Chief executive Stuart Bell said: “I am very proud of our caring staff for their contribution to delivering and improving our services before, during and after the CQC inspection.
“We made a major commitment to improving our services back in 2014 and we value the insights that our own efforts and this recent inspection process have given us.
“All of this helps our learning and we continue to work together to improve our services to benefit the people we serve.”
Oxford Health was given an overall rating of ‘good’ based on weighted scoring across all the services inspected.
No enforcement notices were issued and 12 out of 16 of the trust’s services were rated ‘good’ and one was ‘outstanding’.
Leadership training was widely available to staff and there were good working governance systems, the CQC found.
The trust was responsive to people’s needs across services especially in a crisis, including reducing the need for police involvement in mental health crises.
Patients and staff were able to give feedback; they knew how to raise concerns and there was good learning from incidents and complaints. Few services had long waiting lists.
There was strong team working across most services, care and treatment was well monitored and findings from this were used to make improvements, so that services were overall effective.

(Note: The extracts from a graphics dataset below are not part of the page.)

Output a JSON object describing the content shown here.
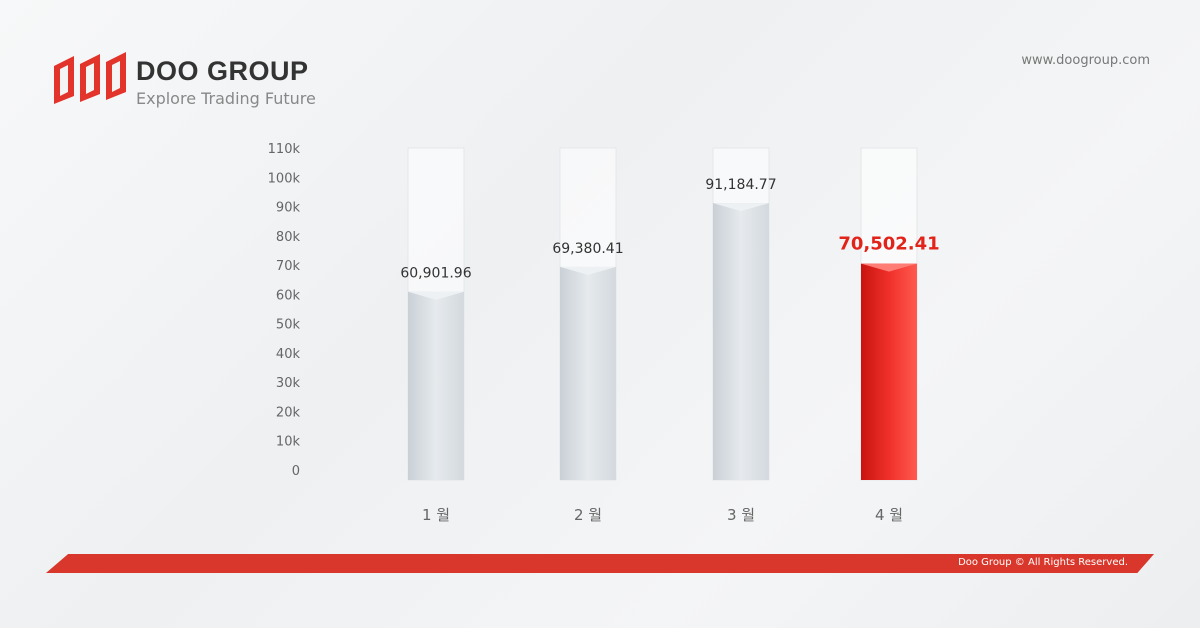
{
  "header": {
    "brand": "DOO GROUP",
    "tagline": "Explore Trading Future",
    "url": "www.doogroup.com"
  },
  "footer": {
    "copyright": "Doo Group © All Rights Reserved."
  },
  "colors": {
    "accent": "#d9372b",
    "highlight_bar": "#e8251f",
    "bar": "#d8dde2"
  },
  "chart_data": {
    "type": "bar",
    "categories": [
      "1 월",
      "2 월",
      "3 월",
      "4 월"
    ],
    "values": [
      60901.96,
      69380.41,
      91184.77,
      70502.41
    ],
    "data_labels": [
      "60,901.96",
      "69,380.41",
      "91,184.77",
      "70,502.41"
    ],
    "highlighted_index": 3,
    "ylim": [
      0,
      110000
    ],
    "yticks": [
      "0",
      "10k",
      "20k",
      "30k",
      "40k",
      "50k",
      "60k",
      "70k",
      "80k",
      "90k",
      "100k",
      "110k"
    ],
    "grid": false,
    "title": "",
    "xlabel": "",
    "ylabel": ""
  }
}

Perhaps most importantly from the trust’s perspective, staff were found to be caring and noted to be ‘treating patients with kindness, courtesy and sensitivity’.
Improvements are required in safety to ensure that across all trust services the same high standards are observed.
But seven out of the core 16 mental health and community teams run by the trust were rated as ‘requires improvement’ for safe.
Plans to address this includes the establishment of a ‘healthcare improvement centre’, which is using international best practice and practical expertise to foster improvement skills, for all levels of trust staff.
The ‘good’ rating pulls together findings from a CQC visit to the trust in March and April to check the quality of eight core services, with results from previous inspections of eight other community and mental health services – unchanged since a CQC inspection in June, 2016.